Our colleagues report from Boston that the surviving suspect was identified as Dzhokhar A. Tsarnaev, 19, of Cambridge, Mass., according to a law enforcement official. Investigators say they believe that both of the suspects were Chechens.

JENNIFER PRESTON

7:26 A.M. Tsarnaev Brothers Identified as Suspects

A law enforcement official identified the two suspects as brothers:

Dzhokhar A. Tsarnaev, 19

Tamerlan Tsarnaev, 26

JENNIFER PRESTON

7:17 A.M. Boston-Area Universities Closed

The Associated Press reports that many Boston-area universities have canceled classes for the day, including the Massachusetts Institute of Technology, Boston University, Harvard University, Emerson College and Boston College.

JENNIFER PRESTON

7:00 A.M. Reports: Suspects Were Brothers

News reports have started to provide details about the suspects, but without naming or citing their sources. The Associated Press said that they were from a Russian region near Chechnya and had lived in the United States for at least a year. NBC News reported that they were 19 and 20 years old.

JENNIFER PRESTON

6:46 A.M. Stranded Commuters Urged to Go Home

The shutdown of mass transit left people stranded at stops and stations across eastern Massachusetts, The Boston Globe reported.

“People at bus or subway stations, we are asking them to go home,’’ said Kurt Schwartz, who leads the state’s homeland security department, at a 6 a.m. news conference. “We do not want people congregating and waiting for the system to come back on.’’

6:44 A.M. Amtrak Suspends Trains Between Boston and Providence

Amtrak said that because of the police activity, train service is temporarily suspended between Boston and Providence, R.I.

6:40 A.M. A Watertown Resident Awakens to Explosions

Christine Yajko, a Watertown resident, told The Associated Press that she was awakened at about 1:30 a.m. by a loud noise.
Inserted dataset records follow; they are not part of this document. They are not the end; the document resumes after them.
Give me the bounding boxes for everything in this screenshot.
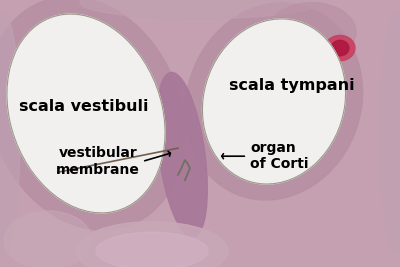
Ellipse shape — [0, 13, 20, 254]
Ellipse shape — [325, 35, 355, 61]
Ellipse shape — [80, 0, 320, 19]
Text: scala vestibuli: scala vestibuli — [19, 99, 149, 114]
Ellipse shape — [96, 232, 208, 267]
Ellipse shape — [380, 13, 400, 254]
Ellipse shape — [4, 211, 92, 267]
Ellipse shape — [202, 19, 346, 184]
Ellipse shape — [157, 72, 207, 237]
Ellipse shape — [268, 3, 356, 61]
Ellipse shape — [331, 40, 349, 56]
Text: scala tympani: scala tympani — [229, 78, 355, 93]
Ellipse shape — [0, 0, 184, 230]
Ellipse shape — [185, 3, 363, 200]
Ellipse shape — [76, 222, 228, 267]
Text: organ
of Corti: organ of Corti — [250, 141, 308, 171]
Ellipse shape — [7, 14, 165, 213]
Text: vestibular
membrane: vestibular membrane — [56, 146, 140, 177]
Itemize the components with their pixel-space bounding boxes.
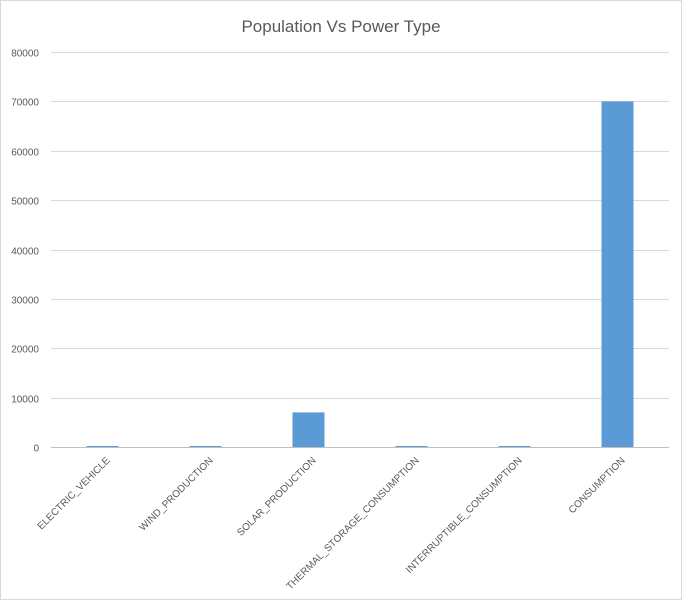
y-tick-label: 20000 [11,345,39,356]
chart-title: Population Vs Power Type [241,17,440,36]
bar-wind-production [189,446,222,447]
bar-interruptible-consumption [498,446,531,447]
bar-electric-vehicle [86,446,119,447]
grid-lines [51,52,669,448]
y-tick-label: 60000 [11,148,39,159]
bar-consumption [601,101,634,448]
y-tick-label: 50000 [11,197,39,208]
x-category-label: ELECTRIC_VEHICLE [36,455,113,532]
y-tick-label: 0 [33,444,39,455]
bar-solar-production [292,412,325,447]
x-axis-labels: ELECTRIC_VEHICLE WIND_PRODUCTION SOLAR_PRO… [36,455,628,592]
y-tick-label: 10000 [11,395,39,406]
x-category-label: SOLAR_PRODUCTION [235,455,318,538]
y-tick-label: 30000 [11,296,39,307]
y-tick-label: 40000 [11,247,39,258]
y-axis-ticks: 0 10000 20000 30000 40000 50000 60000 70000 8000… [11,49,39,455]
x-category-label: WIND_PRODUCTION [138,455,216,533]
x-category-label: CONSUMPTION [567,455,628,516]
y-tick-label: 80000 [11,49,39,60]
x-category-label: INTERRUPTIBLE_CONSUMPTION [404,455,525,576]
bar-thermal-storage-consumption [395,446,428,447]
bars [86,101,634,448]
y-tick-label: 70000 [11,98,39,109]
She began to walk to her kitchen and then heard gunfire.

“I heard the explosion, so I stepped back from that area, then I went back out and heard a second one,” she said. “It was very loud. It shook the house a little.”

She said a police officer later knocked on her door, told her there was an undetonated improvised explosive device in the street and warned her to stay away from the windows.
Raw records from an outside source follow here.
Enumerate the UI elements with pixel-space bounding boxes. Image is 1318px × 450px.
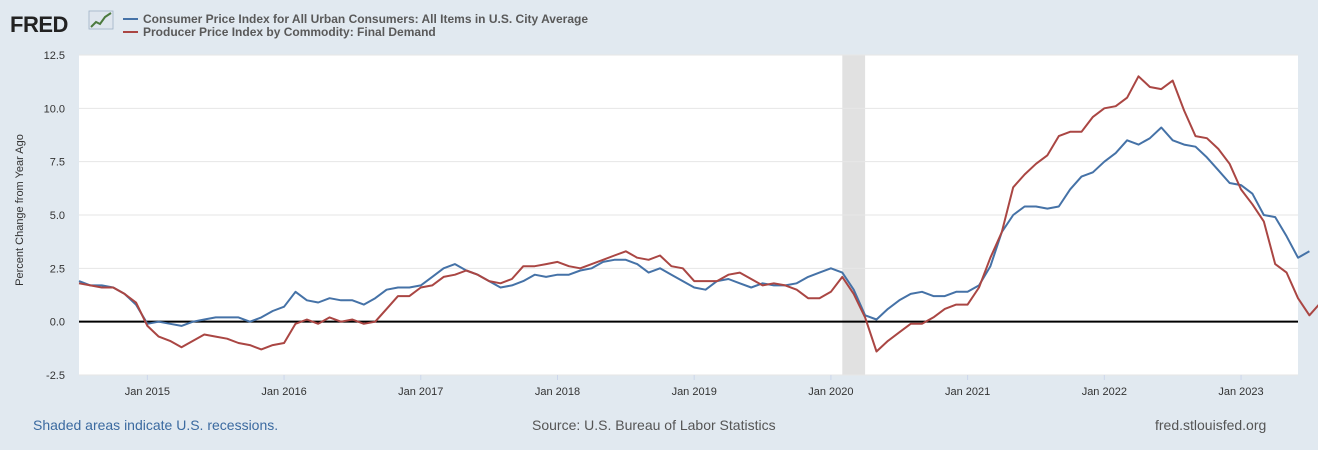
y-tick-label: 12.5 [44, 50, 65, 62]
fred-logo[interactable]: FRED [10, 12, 68, 37]
series-lines [78, 75, 1318, 353]
chart-legend: Consumer Price Index for All Urban Consu… [123, 12, 588, 39]
legend-item-label[interactable]: Consumer Price Index for All Urban Consu… [143, 12, 588, 26]
y-tick-label: 0.0 [50, 317, 65, 329]
x-tick-label: Jan 2017 [398, 386, 443, 398]
y-tick-label: -2.5 [46, 370, 65, 382]
x-tick-label: Jan 2015 [125, 386, 170, 398]
series-line-2[interactable] [78, 75, 1318, 353]
chart-line-icon [88, 10, 114, 30]
x-tick-label: Jan 2019 [672, 386, 717, 398]
x-tick-label: Jan 2020 [808, 386, 853, 398]
x-tick-label: Jan 2018 [535, 386, 580, 398]
y-tick-label: 2.5 [50, 263, 65, 275]
x-axis-ticks: Jan 2015 Jan 2016 Jan 2017 Jan 2018 Jan 2019… [125, 375, 1264, 398]
site-link[interactable]: fred.stlouisfed.org [1155, 417, 1267, 433]
y-axis-label: Percent Change from Year Ago [14, 134, 26, 286]
y-tick-label: 7.5 [50, 157, 65, 169]
series-line-1[interactable] [78, 126, 1310, 327]
legend-item-label[interactable]: Producer Price Index by Commodity: Final… [143, 25, 436, 39]
y-tick-label: 10.0 [44, 103, 65, 115]
x-tick-label: Jan 2016 [261, 386, 306, 398]
y-axis-ticks: 12.5 10.0 7.5 5.0 2.5 0.0 -2.5 [44, 50, 65, 382]
source-text: Source: U.S. Bureau of Labor Statistics [532, 417, 776, 433]
recession-note: Shaded areas indicate U.S. recessions. [33, 417, 279, 433]
grid-lines [79, 54, 1298, 376]
x-tick-label: Jan 2022 [1082, 386, 1127, 398]
x-tick-label: Jan 2021 [945, 386, 990, 398]
x-tick-label: Jan 2023 [1218, 386, 1263, 398]
y-tick-label: 5.0 [50, 210, 65, 222]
6:32 A.M. ‘White-Capped’ Suspect Is Still Sought

“What we are looking for right now is a suspect consistent with suspect No. 2, the white-capped individual who was involved in Monday’s bombing of the Boston Marathon,” Col. Tim Alben of the Massachusetts State Police was quoted as saying.
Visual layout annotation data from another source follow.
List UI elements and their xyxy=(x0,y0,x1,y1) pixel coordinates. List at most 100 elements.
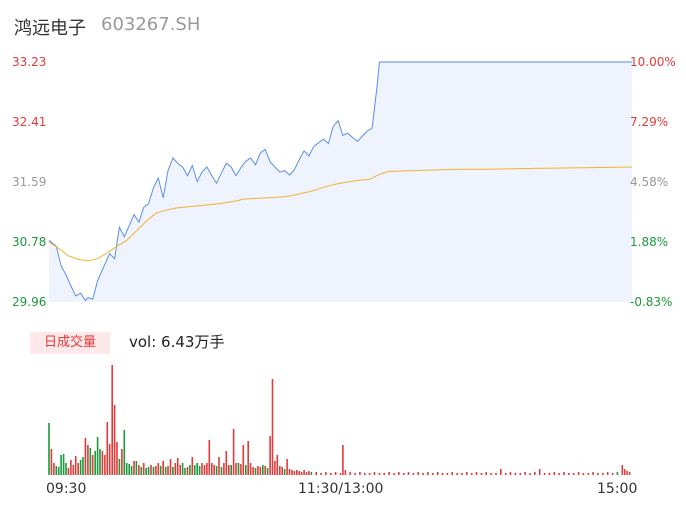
volume-bar xyxy=(259,467,262,475)
volume-bar xyxy=(70,460,72,475)
volume-bar xyxy=(344,470,347,475)
volume-bar xyxy=(162,461,164,475)
volume-bar xyxy=(470,473,473,475)
y-right-tick: -0.83% xyxy=(630,295,673,309)
volume-bar xyxy=(150,465,152,475)
y-right-tick: 4.58% xyxy=(630,175,669,189)
volume-bar xyxy=(519,473,522,475)
volume-bar xyxy=(193,465,196,475)
volume-bar xyxy=(572,473,575,475)
volume-bar xyxy=(563,472,565,475)
y-left-tick: 30.78 xyxy=(12,235,47,249)
volume-bar xyxy=(276,455,279,475)
volume-bar xyxy=(407,472,410,475)
volume-bar xyxy=(174,463,177,475)
volume-bar xyxy=(354,473,356,475)
volume-bar xyxy=(128,464,130,475)
y-left-tick: 32.41 xyxy=(12,115,47,129)
volume-bar xyxy=(230,465,232,475)
volume-bar xyxy=(172,467,174,475)
volume-bar xyxy=(184,468,186,475)
volume-bar xyxy=(456,473,458,475)
volume-bar xyxy=(196,463,198,475)
volume-bar xyxy=(74,456,77,475)
volume-bar xyxy=(480,473,483,475)
volume-badge: 日成交量 xyxy=(30,332,110,354)
volume-bar xyxy=(310,472,313,475)
volume-bar xyxy=(373,472,376,475)
volume-bar xyxy=(288,469,291,475)
volume-bar xyxy=(167,466,169,475)
volume-bar xyxy=(291,470,293,475)
volume-bar xyxy=(133,461,135,475)
volume-bar xyxy=(225,451,228,475)
volume-bar xyxy=(368,473,371,475)
volume-bar xyxy=(621,465,624,475)
volume-bar xyxy=(558,473,560,475)
volume-bar xyxy=(538,469,541,475)
volume-bar xyxy=(283,469,286,475)
volume-bar xyxy=(67,468,70,475)
volume-bar xyxy=(349,472,351,475)
volume-bar xyxy=(485,472,487,475)
volume-bar xyxy=(320,473,322,475)
volume-bar xyxy=(616,472,619,475)
volume-bar xyxy=(164,467,167,475)
volume-bar xyxy=(55,466,58,475)
y-left-tick: 29.96 xyxy=(12,295,47,309)
volume-bar xyxy=(568,473,570,475)
volume-bar xyxy=(159,466,162,475)
stock-name: 鸿远电子 xyxy=(14,18,86,39)
volume-bar xyxy=(130,466,133,475)
volume-bar xyxy=(223,463,225,475)
volume-bar xyxy=(121,449,123,475)
volume-bar xyxy=(186,467,189,475)
volume-bar xyxy=(203,465,206,475)
volume-bar xyxy=(553,472,556,475)
volume-bar xyxy=(490,473,492,475)
volume-bar xyxy=(592,472,594,475)
volume-bar xyxy=(147,467,150,475)
volume-bar xyxy=(191,457,194,475)
volume-bar xyxy=(57,467,60,475)
volume-bar xyxy=(206,463,208,475)
price-area xyxy=(49,62,632,302)
volume-bar xyxy=(308,471,310,475)
volume-bar xyxy=(96,437,99,475)
volume-bar xyxy=(94,451,96,475)
volume-bar xyxy=(466,472,468,475)
volume-bar xyxy=(543,473,546,475)
volume-bar xyxy=(89,448,92,475)
volume-bar xyxy=(305,472,308,475)
volume-bar xyxy=(142,463,145,475)
volume-bar xyxy=(242,445,245,475)
volume-bar xyxy=(65,463,67,475)
volume-bar xyxy=(451,472,453,475)
volume-bar xyxy=(432,473,434,475)
volume-bar xyxy=(266,468,269,475)
volume-bar xyxy=(208,440,211,475)
volume-bar xyxy=(60,455,62,475)
y-right-tick: 7.29% xyxy=(630,115,669,129)
volume-bar xyxy=(495,473,497,475)
volume-bar xyxy=(587,473,590,475)
volume-bar xyxy=(198,466,201,475)
volume-bar xyxy=(252,467,254,475)
volume-bar xyxy=(72,465,75,475)
volume-bar xyxy=(48,423,50,475)
volume-bar xyxy=(509,472,512,475)
volume-bar xyxy=(315,472,317,475)
volume-bar xyxy=(364,473,366,475)
volume-bar xyxy=(140,467,143,475)
volume-bar xyxy=(201,463,203,475)
volume-bar xyxy=(247,441,249,475)
volume-bar xyxy=(398,472,400,475)
volume-bar xyxy=(232,429,235,475)
y-right-tick: 10.00% xyxy=(630,55,676,69)
volume-bar xyxy=(113,405,116,475)
volume-bar xyxy=(257,466,259,475)
volume-bar xyxy=(99,449,101,475)
volume-bar xyxy=(84,438,87,475)
volume-bar xyxy=(534,472,536,475)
6:23 A.M. Man Treated in Hospital With Gunshot Wounds

Doctors at Beth Israel Deaconess Medical Center in Boston said they had treated a man with a possible blast injury and multiple gunshot wounds, according to The Associated Press. They would not say if the patient they treated, who came in with police, was the suspect wearing a black hat in marathon surveillance footage.

6:20 A.M. President Obama Briefed on Boston Developments

President Obama was briefed overnight by a counterterrorism aide, a White House official told wire services.

6:11 A.M. Belmont Residents Should Also Stay Indoors

The authorities said people in Belmont, near Watertown, should also stay at home.

“We believe these are the same individuals that were responsible for the bombing on Monday at the Boston Marathon,” said Col. Tim Alben of the Massachusetts State Police. “We believe that they’re responsible for the death of an M.I.T. police officer and the shooting of an M.B.T.A. officer.”

6:04 A.M. Boston Transportation Is Shut Down

At 5:45 a.m., Gov. Deval Patrick of Massachusetts suspended service on all public transit services in the M.B.T.A. system in Boston. Vehicle traffic was also suspended in and out of Watertown, the Boston police said. The authorities asked all residents of Watertown, Newton, Waltham, Allston-Brighton and Cambridge to stay home and indoors.

“This situation is grave,” said Col. Tim Alben of the Massachusetts State Police. “We are here to protect public safety.”

KATHARINE Q. SEELYE

Correction: April 19, 2013
An earlier version of this live blog misspelled, in one instance, the surname of a Massachusetts State Police official. He is Col. Tim Alben, not Albens. It also misstated when Dr. David Schoenfeld spoke to The Times. It was Friday afternoon, not Thursday afternoon.